Gynecomastia usually involves hypertrophy of the fat and mass gland in men and occurs during puberty.
98% of the cases do not imply a hormonal disorder, but are the result of a hormonal failure during puberty when the sexes begin to hormonally differentiate and form secondary gender characters.
The best is when the problem first appears be checked by the endocrinologist to rule out any hormonal problem. Many times boys who have this problem, in an attempt to camouflage it, are allowed to get fat so that the swelling of the breasts appears to be a result of the fat, but this will add an extra looseness to the skin in the event of weight loss.

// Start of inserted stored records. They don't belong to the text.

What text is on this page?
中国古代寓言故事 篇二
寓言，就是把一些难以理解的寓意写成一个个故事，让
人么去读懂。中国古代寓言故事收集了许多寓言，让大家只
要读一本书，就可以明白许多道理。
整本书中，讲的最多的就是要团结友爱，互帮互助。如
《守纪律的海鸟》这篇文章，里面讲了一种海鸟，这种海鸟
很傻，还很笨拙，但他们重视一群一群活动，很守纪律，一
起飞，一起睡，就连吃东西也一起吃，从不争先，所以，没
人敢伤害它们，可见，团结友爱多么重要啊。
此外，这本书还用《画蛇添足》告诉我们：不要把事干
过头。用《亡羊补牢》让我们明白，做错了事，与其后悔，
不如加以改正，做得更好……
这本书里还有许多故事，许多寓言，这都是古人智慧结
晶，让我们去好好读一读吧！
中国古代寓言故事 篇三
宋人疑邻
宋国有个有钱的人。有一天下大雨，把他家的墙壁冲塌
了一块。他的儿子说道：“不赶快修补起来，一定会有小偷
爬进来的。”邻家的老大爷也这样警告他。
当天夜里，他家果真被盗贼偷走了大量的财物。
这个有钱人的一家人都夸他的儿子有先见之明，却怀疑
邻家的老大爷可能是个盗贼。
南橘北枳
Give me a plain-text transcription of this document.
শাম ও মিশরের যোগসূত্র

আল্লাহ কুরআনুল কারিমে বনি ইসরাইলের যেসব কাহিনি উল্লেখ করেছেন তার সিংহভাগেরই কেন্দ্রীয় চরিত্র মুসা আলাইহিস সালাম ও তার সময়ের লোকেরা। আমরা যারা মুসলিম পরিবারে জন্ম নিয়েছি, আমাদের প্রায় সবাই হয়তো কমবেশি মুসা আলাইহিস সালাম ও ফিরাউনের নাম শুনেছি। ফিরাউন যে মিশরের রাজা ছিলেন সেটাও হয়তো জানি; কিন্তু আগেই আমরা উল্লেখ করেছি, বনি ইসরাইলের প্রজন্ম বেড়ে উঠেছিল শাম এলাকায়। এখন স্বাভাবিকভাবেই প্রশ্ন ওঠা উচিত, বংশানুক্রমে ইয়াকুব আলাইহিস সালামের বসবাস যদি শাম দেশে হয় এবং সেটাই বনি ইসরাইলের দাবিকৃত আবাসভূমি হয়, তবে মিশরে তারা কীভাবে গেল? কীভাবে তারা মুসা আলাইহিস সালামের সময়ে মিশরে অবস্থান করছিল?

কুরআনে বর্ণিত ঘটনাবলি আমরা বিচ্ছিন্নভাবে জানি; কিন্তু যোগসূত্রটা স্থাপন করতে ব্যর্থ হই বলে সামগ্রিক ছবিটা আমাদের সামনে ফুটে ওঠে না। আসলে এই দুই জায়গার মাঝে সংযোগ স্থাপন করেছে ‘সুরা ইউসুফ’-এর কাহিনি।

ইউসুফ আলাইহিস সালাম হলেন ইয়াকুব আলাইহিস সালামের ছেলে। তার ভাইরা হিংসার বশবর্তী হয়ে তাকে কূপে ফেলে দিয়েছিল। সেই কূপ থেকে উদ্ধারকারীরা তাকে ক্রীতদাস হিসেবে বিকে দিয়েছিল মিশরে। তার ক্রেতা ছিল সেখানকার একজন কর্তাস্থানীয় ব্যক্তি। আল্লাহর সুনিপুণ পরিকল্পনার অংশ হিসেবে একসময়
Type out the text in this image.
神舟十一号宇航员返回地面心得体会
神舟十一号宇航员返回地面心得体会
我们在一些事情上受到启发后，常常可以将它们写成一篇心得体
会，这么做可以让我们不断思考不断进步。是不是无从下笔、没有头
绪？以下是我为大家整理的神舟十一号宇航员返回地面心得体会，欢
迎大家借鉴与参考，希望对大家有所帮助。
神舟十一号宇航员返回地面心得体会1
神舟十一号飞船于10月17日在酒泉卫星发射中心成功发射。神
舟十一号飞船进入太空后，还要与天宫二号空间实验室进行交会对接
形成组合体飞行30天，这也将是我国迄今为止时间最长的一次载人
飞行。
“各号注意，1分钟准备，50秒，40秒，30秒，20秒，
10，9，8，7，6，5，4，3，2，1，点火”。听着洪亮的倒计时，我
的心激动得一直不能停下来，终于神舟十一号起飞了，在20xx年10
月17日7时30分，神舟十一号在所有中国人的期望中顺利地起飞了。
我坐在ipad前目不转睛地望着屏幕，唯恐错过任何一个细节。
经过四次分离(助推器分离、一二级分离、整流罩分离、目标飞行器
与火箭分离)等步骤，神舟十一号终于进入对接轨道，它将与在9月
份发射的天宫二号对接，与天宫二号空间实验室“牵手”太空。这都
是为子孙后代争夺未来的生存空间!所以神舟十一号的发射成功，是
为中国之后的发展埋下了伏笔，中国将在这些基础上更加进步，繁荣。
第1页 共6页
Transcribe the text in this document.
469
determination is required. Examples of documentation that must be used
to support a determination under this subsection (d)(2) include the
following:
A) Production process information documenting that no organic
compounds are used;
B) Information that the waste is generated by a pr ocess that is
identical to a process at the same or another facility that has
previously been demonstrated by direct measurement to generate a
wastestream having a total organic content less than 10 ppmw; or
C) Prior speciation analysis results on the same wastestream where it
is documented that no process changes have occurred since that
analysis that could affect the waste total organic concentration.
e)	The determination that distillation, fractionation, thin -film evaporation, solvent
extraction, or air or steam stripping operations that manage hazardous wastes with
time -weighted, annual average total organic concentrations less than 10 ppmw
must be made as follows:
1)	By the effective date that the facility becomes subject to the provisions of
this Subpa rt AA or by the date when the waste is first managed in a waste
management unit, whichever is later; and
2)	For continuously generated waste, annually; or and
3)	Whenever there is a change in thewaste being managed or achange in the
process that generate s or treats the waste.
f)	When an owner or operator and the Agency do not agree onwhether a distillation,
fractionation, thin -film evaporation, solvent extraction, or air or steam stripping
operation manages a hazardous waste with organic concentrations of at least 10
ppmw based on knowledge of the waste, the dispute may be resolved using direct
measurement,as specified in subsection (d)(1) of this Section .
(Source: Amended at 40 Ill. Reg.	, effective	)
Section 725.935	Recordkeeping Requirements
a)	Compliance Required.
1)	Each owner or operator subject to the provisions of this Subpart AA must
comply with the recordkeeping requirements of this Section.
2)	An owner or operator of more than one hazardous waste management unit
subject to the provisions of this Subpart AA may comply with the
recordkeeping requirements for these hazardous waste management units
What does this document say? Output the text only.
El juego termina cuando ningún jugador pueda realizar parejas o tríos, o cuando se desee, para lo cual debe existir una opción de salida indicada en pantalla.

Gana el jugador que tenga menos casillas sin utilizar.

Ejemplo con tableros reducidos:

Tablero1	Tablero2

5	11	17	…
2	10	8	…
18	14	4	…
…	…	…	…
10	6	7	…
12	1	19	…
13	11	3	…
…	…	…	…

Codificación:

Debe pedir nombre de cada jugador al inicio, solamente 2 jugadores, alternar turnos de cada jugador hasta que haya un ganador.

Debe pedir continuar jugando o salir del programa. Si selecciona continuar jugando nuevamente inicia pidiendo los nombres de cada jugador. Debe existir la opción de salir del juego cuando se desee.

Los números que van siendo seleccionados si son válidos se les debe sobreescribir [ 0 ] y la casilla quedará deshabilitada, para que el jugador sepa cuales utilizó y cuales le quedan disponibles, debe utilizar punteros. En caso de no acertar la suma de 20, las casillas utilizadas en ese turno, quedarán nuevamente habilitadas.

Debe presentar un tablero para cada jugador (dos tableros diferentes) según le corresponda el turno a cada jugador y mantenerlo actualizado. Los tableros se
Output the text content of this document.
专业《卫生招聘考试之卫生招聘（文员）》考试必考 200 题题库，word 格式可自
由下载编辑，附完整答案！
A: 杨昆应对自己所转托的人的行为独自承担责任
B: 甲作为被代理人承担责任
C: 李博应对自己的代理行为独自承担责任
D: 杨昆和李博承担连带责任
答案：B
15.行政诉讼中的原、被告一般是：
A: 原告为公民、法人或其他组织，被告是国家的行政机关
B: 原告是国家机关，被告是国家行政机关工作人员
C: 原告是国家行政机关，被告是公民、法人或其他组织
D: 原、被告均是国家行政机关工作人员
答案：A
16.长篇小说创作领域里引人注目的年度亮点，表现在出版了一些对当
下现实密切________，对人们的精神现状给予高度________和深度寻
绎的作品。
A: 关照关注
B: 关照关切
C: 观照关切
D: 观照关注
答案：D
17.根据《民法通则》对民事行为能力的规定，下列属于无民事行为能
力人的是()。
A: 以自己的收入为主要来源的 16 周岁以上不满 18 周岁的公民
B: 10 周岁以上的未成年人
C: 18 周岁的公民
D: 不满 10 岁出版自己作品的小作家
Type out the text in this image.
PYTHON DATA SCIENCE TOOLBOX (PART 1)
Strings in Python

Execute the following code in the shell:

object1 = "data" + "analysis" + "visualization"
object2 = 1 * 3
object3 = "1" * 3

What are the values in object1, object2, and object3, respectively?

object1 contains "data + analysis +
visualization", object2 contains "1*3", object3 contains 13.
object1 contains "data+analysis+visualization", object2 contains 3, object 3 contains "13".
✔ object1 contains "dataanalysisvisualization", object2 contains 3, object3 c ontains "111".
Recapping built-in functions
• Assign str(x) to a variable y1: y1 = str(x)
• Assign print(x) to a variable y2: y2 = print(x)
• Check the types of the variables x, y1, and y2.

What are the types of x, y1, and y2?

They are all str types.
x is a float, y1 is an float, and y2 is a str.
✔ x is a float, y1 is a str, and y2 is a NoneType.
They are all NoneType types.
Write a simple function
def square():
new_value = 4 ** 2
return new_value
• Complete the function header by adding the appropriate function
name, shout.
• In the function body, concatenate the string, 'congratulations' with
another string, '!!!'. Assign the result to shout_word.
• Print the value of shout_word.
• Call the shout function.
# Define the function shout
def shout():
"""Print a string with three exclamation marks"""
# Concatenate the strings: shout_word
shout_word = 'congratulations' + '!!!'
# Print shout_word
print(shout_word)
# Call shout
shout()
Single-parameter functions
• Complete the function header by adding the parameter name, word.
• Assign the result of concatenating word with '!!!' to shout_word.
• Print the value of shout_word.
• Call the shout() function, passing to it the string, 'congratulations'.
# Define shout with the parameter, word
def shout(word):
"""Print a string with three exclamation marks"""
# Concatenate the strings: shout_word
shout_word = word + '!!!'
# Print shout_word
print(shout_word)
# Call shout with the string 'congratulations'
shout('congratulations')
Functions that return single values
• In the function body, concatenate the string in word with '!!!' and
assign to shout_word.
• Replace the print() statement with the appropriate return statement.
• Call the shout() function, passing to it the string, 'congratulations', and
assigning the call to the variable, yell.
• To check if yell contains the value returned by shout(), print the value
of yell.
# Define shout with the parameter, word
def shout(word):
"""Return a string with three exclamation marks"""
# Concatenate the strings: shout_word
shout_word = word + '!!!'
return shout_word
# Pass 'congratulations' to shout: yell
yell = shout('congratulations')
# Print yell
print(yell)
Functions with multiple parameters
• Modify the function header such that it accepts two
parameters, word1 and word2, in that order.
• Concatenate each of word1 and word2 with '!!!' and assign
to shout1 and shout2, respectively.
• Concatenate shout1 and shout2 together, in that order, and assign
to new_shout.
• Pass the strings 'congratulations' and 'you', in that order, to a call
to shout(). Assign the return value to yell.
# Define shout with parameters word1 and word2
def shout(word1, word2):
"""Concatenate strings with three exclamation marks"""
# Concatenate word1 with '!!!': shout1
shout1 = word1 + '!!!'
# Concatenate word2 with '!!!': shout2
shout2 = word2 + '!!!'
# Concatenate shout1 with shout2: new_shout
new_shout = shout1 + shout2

The correction is surgical. Depending on the percentage of fat or mass gland in the breast, either liposuction or removal of the mass gland is recommended. In most cases, a semicircular incision is made in the lower half of the nipple and after the nipple is raised like a flap to the right thickness, the rest of the mass gland is removed.
In cases where there is also a lot of skin loosening, then a circular incision is made around the nipple and at the same time the breast is tightened.
Sedation is usually local or combined with intoxication and hospitalisation is from a few hours to a maximum of one day. The bandage is a special pressure bandage, it is not visible through the clothes and remains on the chest for 10 days, after which the stitches are removed.
The chest will take its final shape in 4 to 6 months when the swelling has completely subsided. The scars in most cases disappear almost completely and since most men have chest hair, they can appear after six months without fear of someone spotting traces of the surgery.